Man bottlefeeding baby
This article, "A Father's Case Against Breast Feeding," by Chris Kornelis, was originally published by The Atlantic.
My son is amazing.
Thomas is practically reading Oh, Daddy! to me, and he's only 23 months old (almost two, for those of you without kids). He's off the charts in height, and he's well above average for weight-enough to be strong, but, you know, not an overweight child. Not Thomas.
He helps me unload the dishes. He helps my wife fold the laundry. He's even more incredible when you consider that he's accomplished all this, at such an early age, in spite of his troubled upbringing. Thomas grew up on formula, the stuff Michael Bloomberg is trying to keep away from mothers and infants in New York's hospitals.
Betsy really wanted to breastfeed. She tried. Really hard. It wasn't easy. There were problems with the "latch" and with Thomas getting enough to eat. We went to a lactation consultant, rented a pump, and were up every two hours for a hazy routine of turning on the machine, attaching the tubes, applying the supplemental nipple system, and trying to feed a crying baby. There wasn't much milk, but there were plenty of tears.
Begrudgingly, we gave up-I'm owning the "we" because it was a team effort-and bought a Costco-sized pack of Enfamil. We brought it home, shook up a batch, and noticed the comforting words placed prominently across the front of the box: "Experts agree breastfeeding is best." Thanks. We needed that. Betsy really needed it. She already thought she'd failed.
I've never seen a sticker on the outside of a box of frozen chicken nuggets that says "experts agree, feeding your child chicken that's definitely chicken and not covered in breading is best." Our pediatrician told us it was no big deal to switch to formula. Do you think he'd say the same for a steady diet of fast food?

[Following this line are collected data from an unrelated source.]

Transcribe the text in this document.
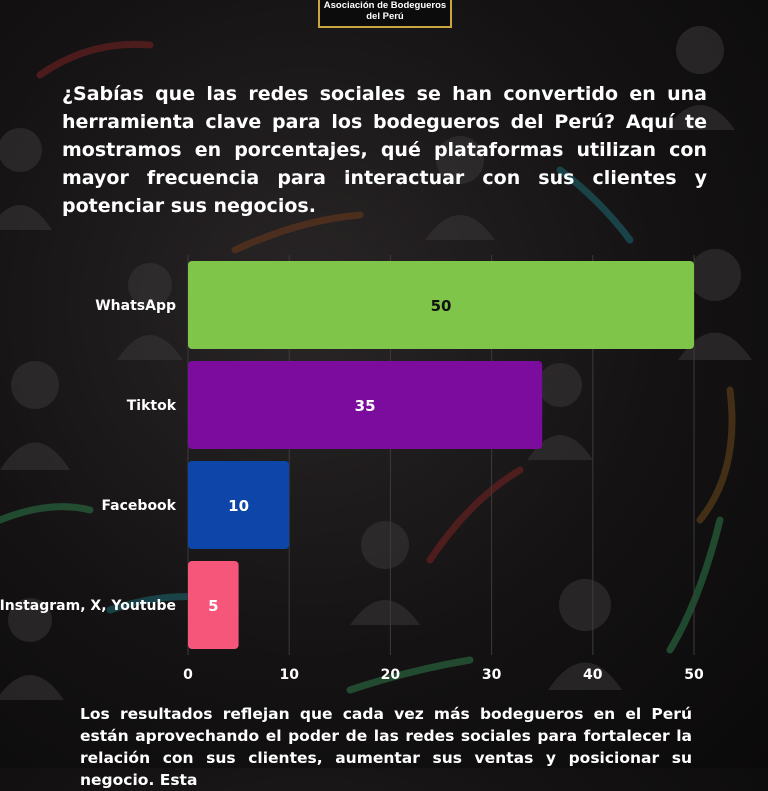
Asociación de Bodegueros
del Perú

¿Sabías que las redes sociales se han convertido en una herramienta clave para los bodegueros del Perú? Aquí te mostramos en porcentajes, qué plataformas utilizan con mayor frecuencia para interactuar con sus clientes y potenciar sus negocios.

0	10	20	30	40	50
WhatsApp	50
Tiktok	35
Facebook	10
Instagram, X, Youtube 5

Los resultados reflejan que cada vez más bodegueros en el Perú están aprovechando el poder de las redes sociales para fortalecer la relación con sus clientes, aumentar sus ventas y posicionar su negocio. Esta
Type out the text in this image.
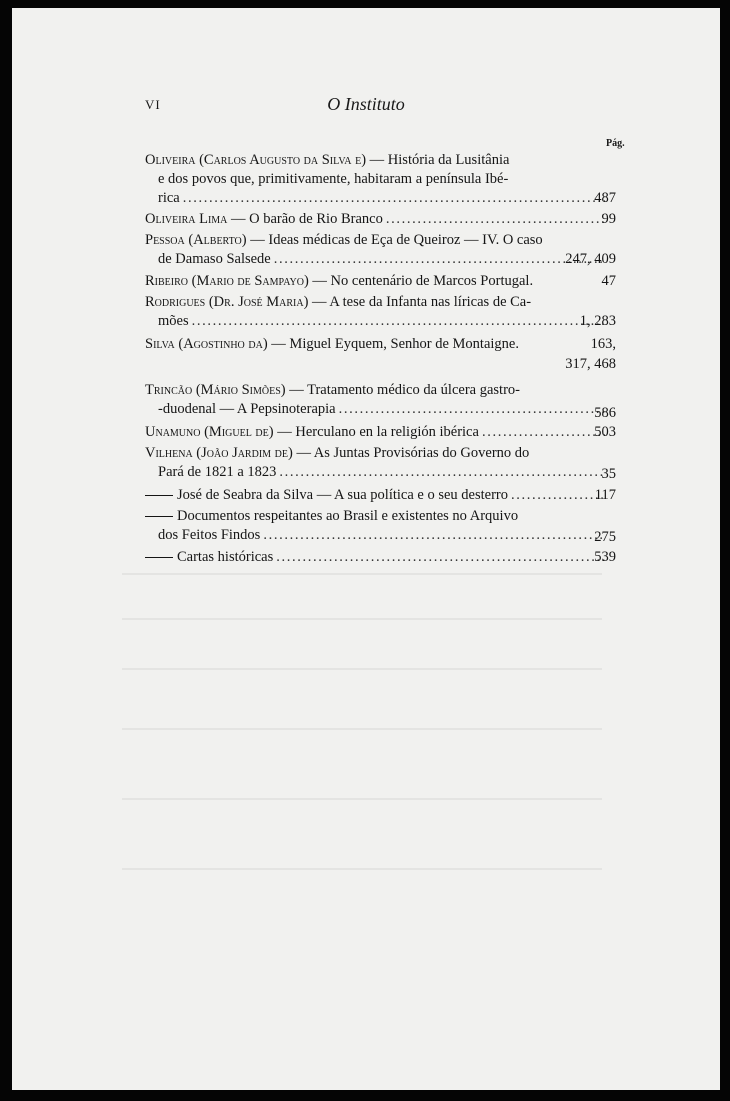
VI	O Instituto
Pág.
Oliveira (Carlos Augusto da Silva e) — História da Lusitânia
e dos povos que, primitivamente, habitaram a península Ibé-
rica . . .	487
Oliveira Lima — O barão de Rio Branco . . .	99
Pessoa (Alberto) — Ideas médicas de Eça de Queiroz — IV. O caso
de Damaso Salsede . . .	247, 409
Ribeiro (Mario de Sampayo) — No centenário de Marcos Portugal.	47
Rodrigues (Dr. José Maria) — A tese da Infanta nas líricas de Ca-
mões . . .	1, 283
Silva (Agostinho da) — Miguel Eyquem, Senhor de Montaigne.	163,
317, 468
Trincão (Mário Simões) — Tratamento médico da úlcera gastro-
-duodenal — A Pepsinoterapia . . .	586
Unamuno (Miguel de) — Herculano en la religión ibérica . . .	503
Vilhena (João Jardim de) — As Juntas Provisórias do Governo do
Pará de 1821 a 1823 . . .	35
José de Seabra da Silva — A sua política e o seu desterro . . .	117
Documentos respeitantes ao Brasil e existentes no Arquivo
dos Feitos Findos . . .	275
Cartas históricas . . .	539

Thomas has always been a good sleeper (he excels at everything, remember?). When he was an infant he was kind enough to go at least three hours between meals. When Betsy was breastfeeding, that meant we ONLY had to get up every couple hours to heat up the pump, and try and extract a few drops before his second midnight snack. Some friends had it much worse. One baby in our circle needed to be fed every hour. To give her child the "ideal," his mom didn't sleep for days.
When we switched to formula, everything changed. Only one of us got up. That meant that I could get up on my own and feed Thomas while his mom went for six hours of sleep. The advantages extended beyond quality REM sleep. I got to bond with my son. I got to sing him songs and tell him stories. Those hours of father-child bonding were a good thing. I got to take him to my parents' house for the day-without worrying about having enough milk or keeping it cold-and give Betsy an afternoon to rest. Betsy and I got to go away for a long weekend-to be together, to work on our marriage, something that was not just good for us, but good for the baby, too.
Experts may agree that breastfeeding is best. But experts will also tell you that mistakes happen when people are exhausted. What's better: a baby who's formula-fed and driven to story time by a mom who's had six hours of sleep, or a parent who hasn't had that much in a week?
The American Academy of Pediatrics says breastfeeding is the "ideal method of feeding and nurturing infants." Fine. I get it. So, what's the ideal car for teenagers to drive? What's the safest? Is it the used Civic or the new Volvo? Why is it that when it comes to being pregnant and raising babies there's no middle ground between "ideal" and shaken baby syndrome? Do divorce counselors guilt parents into staying together because it's "the ideal way to raise children"? I sure hope not.
Not long before his daughter was born, a friend of mine who doesn't live with his baby's mother told me that he didn't want to settle for making the best of the situation. He wanted to find the advantages that his daughter would have growing up with parents and families in two different homes. How refreshing. That's a line of thinking can be brilliantly extended to the formula debate.
Unfortunately, there isn't much debate to speak of. There's discussion of what medical professionals believe is the ideal-a group, it must be said, that changes its rigid positions, and once insisted that all babies sleep on their bellies, anathema to today's prescribed wisdom-and anxious parents trying to check every box on the list. I'm not seeing the kind of judgment from my peers that Hanna Rosin experienced (and wrote about at length in "The Case Against Breastfeeding" in The Atlantic in 2009). I'm seeing exhausted parents who are told there's only one right way.
What's missing in the conversation is perspective. Instead of focusing solely on the "ideal" way to feed a baby, people should be talking about the healthiest option for the family. That's in the best interest of the child.